MOLLIER DIAGRAM - Het stoomschip Christiaan Brunings

Mollier diagram
Het ENTROPIE diagram van Mollier, waarin de ENTHALPIE W. als functie van entropie S is
uitgezet, dus het WS diagram.
Zodra de verzadigde stoom de cilinder binnenstroomt en de omzetting van warmte naar arbeid
begint, daalt de ENTHALPIE. Dat proces verloopt langs de isentroop (een verticale adibaat
van constante entropie) in het WS diagram. Het snijpunt van de damplijn, 100% stoom, en de
gemeten druk, in dit geval 12 ata is het uitgangspunt. De stoom expandeert tot de tegendruk
na de LD schuifkast (lijn A-B), b.v., i.g.v. een condensor, 0,1 ata. leest men nu de calorische
waarde op dat snijpunt dan zijn er in dit geval 175 kcal verbruikt. In dit voorbeeld heeft men
berekend dat men 5 kg stoom per PK nodig heeft. Het thermisch rendement is dan 632/ 5 x
175= 72 % . Watergehalte is dan theoretisch 22%. Zet nu de 72 % af op de lijn AB (A-C).

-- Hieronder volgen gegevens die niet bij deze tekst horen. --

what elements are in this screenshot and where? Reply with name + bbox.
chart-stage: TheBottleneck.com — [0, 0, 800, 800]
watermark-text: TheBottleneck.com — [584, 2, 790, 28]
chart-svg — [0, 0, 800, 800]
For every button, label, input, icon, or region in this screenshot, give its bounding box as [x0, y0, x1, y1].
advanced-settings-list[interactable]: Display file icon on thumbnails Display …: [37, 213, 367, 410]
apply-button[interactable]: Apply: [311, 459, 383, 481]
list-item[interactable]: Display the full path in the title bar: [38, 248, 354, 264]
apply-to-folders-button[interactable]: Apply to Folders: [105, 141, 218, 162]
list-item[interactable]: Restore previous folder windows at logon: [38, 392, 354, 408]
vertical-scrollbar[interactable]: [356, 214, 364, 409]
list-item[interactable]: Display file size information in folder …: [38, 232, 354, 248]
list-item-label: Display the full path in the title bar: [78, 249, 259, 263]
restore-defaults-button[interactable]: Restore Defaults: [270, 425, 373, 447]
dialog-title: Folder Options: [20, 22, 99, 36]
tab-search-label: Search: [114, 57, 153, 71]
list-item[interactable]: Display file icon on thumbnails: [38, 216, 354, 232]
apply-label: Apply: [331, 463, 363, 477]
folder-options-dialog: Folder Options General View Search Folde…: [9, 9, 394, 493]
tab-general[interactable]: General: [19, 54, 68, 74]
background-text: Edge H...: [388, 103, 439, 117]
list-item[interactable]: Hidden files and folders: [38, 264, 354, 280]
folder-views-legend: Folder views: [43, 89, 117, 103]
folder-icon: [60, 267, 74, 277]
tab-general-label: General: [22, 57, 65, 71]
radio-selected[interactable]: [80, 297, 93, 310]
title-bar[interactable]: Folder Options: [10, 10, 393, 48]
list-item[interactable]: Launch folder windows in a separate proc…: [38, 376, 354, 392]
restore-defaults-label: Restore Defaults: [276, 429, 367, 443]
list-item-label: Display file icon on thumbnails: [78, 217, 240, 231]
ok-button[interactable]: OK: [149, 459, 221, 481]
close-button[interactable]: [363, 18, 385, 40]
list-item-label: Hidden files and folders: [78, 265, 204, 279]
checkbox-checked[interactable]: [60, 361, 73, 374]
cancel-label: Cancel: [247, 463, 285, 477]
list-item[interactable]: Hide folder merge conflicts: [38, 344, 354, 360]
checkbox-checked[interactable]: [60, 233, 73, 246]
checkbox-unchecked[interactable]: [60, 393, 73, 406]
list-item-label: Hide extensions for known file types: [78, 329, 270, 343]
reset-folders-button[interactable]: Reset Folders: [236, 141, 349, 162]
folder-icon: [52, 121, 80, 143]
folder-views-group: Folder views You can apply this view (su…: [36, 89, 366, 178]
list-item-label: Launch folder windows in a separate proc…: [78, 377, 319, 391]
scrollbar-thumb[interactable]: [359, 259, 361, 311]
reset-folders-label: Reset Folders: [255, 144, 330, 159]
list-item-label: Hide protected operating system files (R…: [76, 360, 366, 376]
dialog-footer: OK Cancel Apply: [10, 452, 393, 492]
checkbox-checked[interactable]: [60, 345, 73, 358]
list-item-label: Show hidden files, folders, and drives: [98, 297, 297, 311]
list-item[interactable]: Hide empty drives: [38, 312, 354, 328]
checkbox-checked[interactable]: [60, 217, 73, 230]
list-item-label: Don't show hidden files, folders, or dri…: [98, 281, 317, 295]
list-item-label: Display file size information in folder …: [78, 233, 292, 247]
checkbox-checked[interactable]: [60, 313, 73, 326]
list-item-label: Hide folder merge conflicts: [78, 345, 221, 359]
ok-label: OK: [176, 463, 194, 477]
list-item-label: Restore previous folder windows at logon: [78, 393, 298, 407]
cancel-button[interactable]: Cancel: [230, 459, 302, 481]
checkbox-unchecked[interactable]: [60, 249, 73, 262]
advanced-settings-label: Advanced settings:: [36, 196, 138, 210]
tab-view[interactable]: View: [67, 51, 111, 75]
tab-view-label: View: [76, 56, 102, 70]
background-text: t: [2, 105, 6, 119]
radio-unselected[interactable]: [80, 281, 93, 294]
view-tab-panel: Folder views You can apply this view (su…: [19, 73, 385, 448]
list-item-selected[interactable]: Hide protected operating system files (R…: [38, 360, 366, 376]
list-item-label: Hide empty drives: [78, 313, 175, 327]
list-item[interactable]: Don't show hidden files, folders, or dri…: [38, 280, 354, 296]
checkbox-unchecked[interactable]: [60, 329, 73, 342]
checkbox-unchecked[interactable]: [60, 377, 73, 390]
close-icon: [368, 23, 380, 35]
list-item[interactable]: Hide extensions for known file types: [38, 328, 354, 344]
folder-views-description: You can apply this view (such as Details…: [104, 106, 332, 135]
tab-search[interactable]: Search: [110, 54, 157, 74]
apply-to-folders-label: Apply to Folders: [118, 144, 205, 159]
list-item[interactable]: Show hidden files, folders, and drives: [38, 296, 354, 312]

Trekt men door C een verticale lijn door naar 0,1 ata dan ziet men dat het water gehalte
slechts 13 % bedraagt. Dit is het gevolg van smoring bij inlaat en vooral bij uittredende
stoom.
Deze kennis verschaft een basis tot economische bedrijfsvoering. Aangetoond wordt dat de
eindtoestand van de stoom het rendement van de warmtewisselaar, dit is de compound
machine, bepaalt. De begindruk van de stoom moet afgestemd zijn op de gunstigste
eindtoestand. Het expansievoud van de “warmtewisselaar” is bepalend voor de stoomdruk bij
intreden, bij een zuigermachine, zoals de expansie machine ligt deze vast, het excentriek
bepaald de inlaatschuifslag, de inlaatschuif het moment van openen en sluiten. Kort gezegd,
de vulling is een basis gegeven. De schaar beperkte mogelijkheid tot “fine tuning”. Een
Bauerwach turbine verruimt de mogelijkheid tot vermogens variatie eveneens. Zie SS Titanic.
Het diagram maakt duidelijk dat een hoge inlaatdruk economisch is, in vergelijking met
stoom van lagere druk. Een inlaat van stoom van 12 bar levert volgens de lijn A-B 175 Kcal,
die van 4 bar 105 Kcal, terwijl het verschil tot vorming van de stoom 13 kcal is, ergo, 57
kcal /kg stoom oftewel 40% winst. De vulling laten wij even buiten beschouwing, stel deze
maar 2 op 1.
Wat zijn de restricties. Restricties tijdens het ontwerp, lange tijd was een keteldruk van boven
de 5 bar verboden, tevens bestond de kennis zichtbaar in het Mollier diagram niet, Mollier
publiceerde deze pas in 1904. Pas in 1923 werd zijn naam eraan verbonden. Wel werden de
grenzen van de keteldruk eind 1870 al verlegd, de druk werd steeds hoger. Het was
noodzakelijk, zelfs met een Suez Kanaal, 1869, was het nauwelijks haalbaar om met de
zeilvaart te concurreren. Meer vracht, grotere actie radius, minder kolen was de enige optie.
Door betere en betrouwbare ketels te bouwen, werd het mogelijk om de druk voor de HD cil.
te verhogen. Maar verzadigde stoom van 8 bar keteldruk blijkt de grens voor zover het de
Compound machine betreft.
De temperatuur wordt de belangrijke factor. Men heeft gekozen voor een gelijke verdeling
van vermogen over de cilinders, dit houdt in dat ook de temperatuur val gelijk over de
cilinders verdeeld wordt. De temperatuur val per cilinderslag heeft grenzen, vooral voor
dubbelwerkende machines, want wat het ene moment de uitlaat is, is het volgende ogenblik de
inlaat, bij de uitlaat neemt de cilinder de temperatuur van de AS aan, 60 C, natte stoom dus
,en als het volgende moment de VS binnenstroomt dan zal eerst het op de cilinderwand
achtergebleven condensaat verdampt worden, waarna de cilinder en omgeving weer verhit
worden. Dit kost meer energie naarmate het temperatuurverschil VS-AS groter is. Bij een
optimaal werkende expansie machine schat men dit verlies op 30 %.
Oplossing;
pas meer trappen toe, compound 2 cilinders, triple drie cilinders, qaurdrupple 4 cilinders.
Oververhitte stoom, dan kan men met een compound machine tot 15 bar gaan.